Charge State Estimation for Tandem Mass Spectrometry Proteomics

Abstract
High-throughput protein analysis by tandem mass spectrometry produces anywhere from thousands to millions of spectra that are being used for peptide and protein identifications. Though each spectrum corresponds only to one charged peptide (ion) state, repetitive database searches of multiple charge states are typically conducted since the resolution of many common mass spectrometers is not sufficient to determine the charge state. The resulting database searches are both error-prone and time-consuming.

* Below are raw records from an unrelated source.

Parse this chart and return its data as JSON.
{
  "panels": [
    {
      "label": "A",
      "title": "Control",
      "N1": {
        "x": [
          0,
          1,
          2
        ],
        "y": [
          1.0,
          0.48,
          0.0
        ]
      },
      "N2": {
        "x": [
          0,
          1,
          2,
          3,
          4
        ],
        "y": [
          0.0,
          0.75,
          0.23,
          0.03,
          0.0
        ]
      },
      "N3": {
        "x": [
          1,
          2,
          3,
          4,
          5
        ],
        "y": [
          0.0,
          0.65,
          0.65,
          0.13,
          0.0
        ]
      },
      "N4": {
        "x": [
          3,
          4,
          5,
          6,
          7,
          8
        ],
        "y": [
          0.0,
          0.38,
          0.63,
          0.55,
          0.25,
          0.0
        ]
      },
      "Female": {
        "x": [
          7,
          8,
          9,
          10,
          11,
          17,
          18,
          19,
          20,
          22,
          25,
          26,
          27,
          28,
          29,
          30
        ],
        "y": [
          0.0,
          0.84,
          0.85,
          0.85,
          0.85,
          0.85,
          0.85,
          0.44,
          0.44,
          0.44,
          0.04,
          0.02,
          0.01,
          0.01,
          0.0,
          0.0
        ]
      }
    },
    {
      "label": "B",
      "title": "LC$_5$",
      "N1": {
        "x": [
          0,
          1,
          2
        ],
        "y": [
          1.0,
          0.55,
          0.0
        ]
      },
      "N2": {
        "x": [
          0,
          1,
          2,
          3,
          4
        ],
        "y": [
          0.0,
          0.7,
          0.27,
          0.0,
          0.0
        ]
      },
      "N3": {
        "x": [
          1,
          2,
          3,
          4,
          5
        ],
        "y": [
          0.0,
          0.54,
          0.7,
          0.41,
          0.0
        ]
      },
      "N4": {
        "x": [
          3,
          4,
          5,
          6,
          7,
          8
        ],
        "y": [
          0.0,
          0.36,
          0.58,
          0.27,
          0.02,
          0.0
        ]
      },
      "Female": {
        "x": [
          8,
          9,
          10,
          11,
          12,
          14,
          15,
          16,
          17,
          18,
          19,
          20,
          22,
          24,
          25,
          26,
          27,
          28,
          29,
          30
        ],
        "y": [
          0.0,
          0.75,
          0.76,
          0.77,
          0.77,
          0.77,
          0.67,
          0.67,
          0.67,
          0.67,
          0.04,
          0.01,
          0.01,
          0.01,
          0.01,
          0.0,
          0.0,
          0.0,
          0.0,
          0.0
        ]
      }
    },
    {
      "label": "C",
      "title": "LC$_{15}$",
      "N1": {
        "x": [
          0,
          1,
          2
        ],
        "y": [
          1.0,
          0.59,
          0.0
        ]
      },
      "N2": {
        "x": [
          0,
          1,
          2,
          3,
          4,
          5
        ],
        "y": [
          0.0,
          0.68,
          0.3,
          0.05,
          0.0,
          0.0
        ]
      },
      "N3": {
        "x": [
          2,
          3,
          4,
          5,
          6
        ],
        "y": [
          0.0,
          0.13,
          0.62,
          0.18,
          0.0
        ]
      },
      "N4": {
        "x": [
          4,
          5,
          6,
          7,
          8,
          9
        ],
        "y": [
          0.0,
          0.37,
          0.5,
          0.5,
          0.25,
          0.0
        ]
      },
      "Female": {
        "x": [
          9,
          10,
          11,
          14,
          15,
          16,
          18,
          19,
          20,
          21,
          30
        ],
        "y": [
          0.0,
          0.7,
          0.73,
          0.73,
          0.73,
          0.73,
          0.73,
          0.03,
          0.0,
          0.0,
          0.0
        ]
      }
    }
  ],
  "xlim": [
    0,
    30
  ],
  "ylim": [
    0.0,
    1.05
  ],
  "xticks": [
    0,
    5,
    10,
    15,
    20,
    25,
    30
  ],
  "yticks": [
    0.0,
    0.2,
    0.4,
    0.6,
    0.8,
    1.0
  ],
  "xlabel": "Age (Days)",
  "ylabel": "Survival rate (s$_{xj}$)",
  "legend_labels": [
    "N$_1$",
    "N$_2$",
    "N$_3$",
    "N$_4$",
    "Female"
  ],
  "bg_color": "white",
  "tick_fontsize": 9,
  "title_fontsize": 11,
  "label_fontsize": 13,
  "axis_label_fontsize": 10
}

We describe a straightforward, accurate approach on charge state estimation (CHASTE). CHASTE relies on fragment ion peak distributions, and by using reliable logistic regression models, combines different measurements to improve its accuracy. CHASTE's performance has been validated on data sets, comprised of known peptide dissociation spectra, obtained by replicate analyses of our earlier developed protein standard mixture using ion trap mass spectrometers at different laboratories. CHASTE was able to reduce number of needed database searches by at least 60% and the number of redundant searches by at least 90% virtually without any informational loss. This greatly alleviates one of the major bottlenecks in high throughput peptide and protein identifications. Thresholds and parameter estimates can be tailored to specific analysis situations, pipelines, and instrumentations. CHASTE was implemented in Java GUI-based and command-line-based interfaces.